O filme começa dizendo que retrata Bacurau daqui a alguns anos. Bacurau é a típica cidade de Pernambuco ou de um país que não muda e que articula o arcaico com o moderno.

Bacurau “daqui a alguns anos” é um povoado que continua pobre, a escola segue caindo aos pedaços, as casas simples, o ônibus escolar quebrado num canto, o povo passa fome, a represa está desativada, não tem indústria e tem muita prostituição. Mas a cidade tem as mais avançadas das novas tecnologias, carro de som de altíssimo nível, carro de som super tecnológico do prefeito e todos têm celular. A escola tem com pouquíssima infraestrutura, mas o professor tem aparelhos sofisticados para usar com os alunos.

Nas escolas brasileiras “daqui a alguns anos”, talvez até terá computador, mas não funciona, tem rede de internet, mas essa sempre cai ou é lenta. Será que vão ter laboratórios e papel higiênico?

Se Bacurau representa a tendência das cidades brasileiras, parece que os diretores do filme veem a possibilidade de auto-organização popular armada, para resistir ao avanço do domínio exterior, no caso o imperialismo norte americano? A cidade está desaparecendo, saindo do mapa. O invasor estrangeiro, não se sabe direito o que quer ali, provavelmente as terras daquele povoado.
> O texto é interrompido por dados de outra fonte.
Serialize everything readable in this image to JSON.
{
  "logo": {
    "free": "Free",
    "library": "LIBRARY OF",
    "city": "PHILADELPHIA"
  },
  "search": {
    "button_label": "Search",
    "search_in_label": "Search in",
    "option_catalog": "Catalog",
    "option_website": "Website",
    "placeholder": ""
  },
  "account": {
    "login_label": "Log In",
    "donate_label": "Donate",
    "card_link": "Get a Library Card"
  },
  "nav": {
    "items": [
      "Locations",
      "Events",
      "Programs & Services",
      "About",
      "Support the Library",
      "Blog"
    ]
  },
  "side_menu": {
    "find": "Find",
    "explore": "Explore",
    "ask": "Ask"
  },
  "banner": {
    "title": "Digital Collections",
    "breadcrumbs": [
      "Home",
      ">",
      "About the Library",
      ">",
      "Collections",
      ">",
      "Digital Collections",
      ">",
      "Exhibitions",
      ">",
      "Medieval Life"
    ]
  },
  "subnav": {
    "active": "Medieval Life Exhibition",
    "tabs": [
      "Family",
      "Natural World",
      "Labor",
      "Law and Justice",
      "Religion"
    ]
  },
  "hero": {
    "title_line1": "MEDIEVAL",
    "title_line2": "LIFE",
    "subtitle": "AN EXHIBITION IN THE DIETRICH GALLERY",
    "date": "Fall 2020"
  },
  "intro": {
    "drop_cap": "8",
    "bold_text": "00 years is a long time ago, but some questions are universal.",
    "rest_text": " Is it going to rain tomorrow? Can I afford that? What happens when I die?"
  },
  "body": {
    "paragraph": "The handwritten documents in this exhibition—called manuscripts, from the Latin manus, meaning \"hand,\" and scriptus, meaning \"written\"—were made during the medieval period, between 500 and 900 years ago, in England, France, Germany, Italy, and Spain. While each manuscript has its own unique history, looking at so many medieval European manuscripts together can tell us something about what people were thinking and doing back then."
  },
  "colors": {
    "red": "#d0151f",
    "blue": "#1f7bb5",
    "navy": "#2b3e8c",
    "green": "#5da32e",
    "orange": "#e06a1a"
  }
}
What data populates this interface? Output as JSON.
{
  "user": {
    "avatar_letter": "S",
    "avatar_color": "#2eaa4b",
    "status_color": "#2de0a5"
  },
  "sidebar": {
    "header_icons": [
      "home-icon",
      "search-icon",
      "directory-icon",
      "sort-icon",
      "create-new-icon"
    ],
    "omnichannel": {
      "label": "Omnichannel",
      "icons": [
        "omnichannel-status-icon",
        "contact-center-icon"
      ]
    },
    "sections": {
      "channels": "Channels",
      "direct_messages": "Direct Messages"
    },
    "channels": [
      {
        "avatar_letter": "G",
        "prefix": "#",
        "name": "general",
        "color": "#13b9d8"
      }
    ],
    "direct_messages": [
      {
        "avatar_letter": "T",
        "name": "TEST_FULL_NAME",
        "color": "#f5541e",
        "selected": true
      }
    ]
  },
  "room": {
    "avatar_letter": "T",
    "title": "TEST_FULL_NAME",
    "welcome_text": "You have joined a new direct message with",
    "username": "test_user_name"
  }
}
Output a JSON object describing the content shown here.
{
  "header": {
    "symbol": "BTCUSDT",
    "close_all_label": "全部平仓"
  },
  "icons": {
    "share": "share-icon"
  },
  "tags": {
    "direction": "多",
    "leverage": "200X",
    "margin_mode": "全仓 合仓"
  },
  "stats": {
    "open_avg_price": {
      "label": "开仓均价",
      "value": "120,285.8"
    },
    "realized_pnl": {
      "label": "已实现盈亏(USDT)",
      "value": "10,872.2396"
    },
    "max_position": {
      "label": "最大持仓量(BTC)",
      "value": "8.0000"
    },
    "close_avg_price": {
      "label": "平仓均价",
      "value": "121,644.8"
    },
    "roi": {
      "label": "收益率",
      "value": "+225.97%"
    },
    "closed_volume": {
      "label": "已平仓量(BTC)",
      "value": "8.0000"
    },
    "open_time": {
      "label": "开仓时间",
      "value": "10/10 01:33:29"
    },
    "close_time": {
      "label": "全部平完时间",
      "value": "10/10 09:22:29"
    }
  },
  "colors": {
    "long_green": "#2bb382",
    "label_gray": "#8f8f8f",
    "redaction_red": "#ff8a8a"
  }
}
Seus aliados, o sul e o sudeste, e depois, como será possível ver na cena final, o prefeito da cidade, outro vendido dos gringos.

Com o desenrolar do filme o sul e sudeste deixam de fazer a mediação para a dominação estrangeira, pois são assassinados pelos estrangeiros, não são mais necessários. Curiosa a cena que os do Sul se acham brancos e aliados dos estrangeiros, mas se parecem no máximo com os mexicanos pouco brancos, considerando o padrão “Branca de neve, tão branca quanto a neve”.

O filme mostra um prefeito ausente, que só aparece nas épocas de campanha. Mas o povo tem uma técnica sofisticadíssima de aviso quando ele ou qualquer outro forasteiro chega e todos se escondem quando o prefeito se aproxima. Quando aparece, ele fica “falando para o vento”, mas captura uma das cidadãs de Bacurau, uma prostituta.

Bacurau resgata a experiência do cangaço de Lampião e do cinema novo de Glauber Rocha, principalmente o Glauber de Deus e o Diabo na Terra do Sol, onde retrata as Ligas Camponesas do Nordeste e de Terra em Transe, que retrata o golpe de 1964. Lembremos que Lampião, por onde passava, prendia os prefeitos e soltava os ladrões! Era o grande e “violento” líder que trazia a esperança de um futuro melhor.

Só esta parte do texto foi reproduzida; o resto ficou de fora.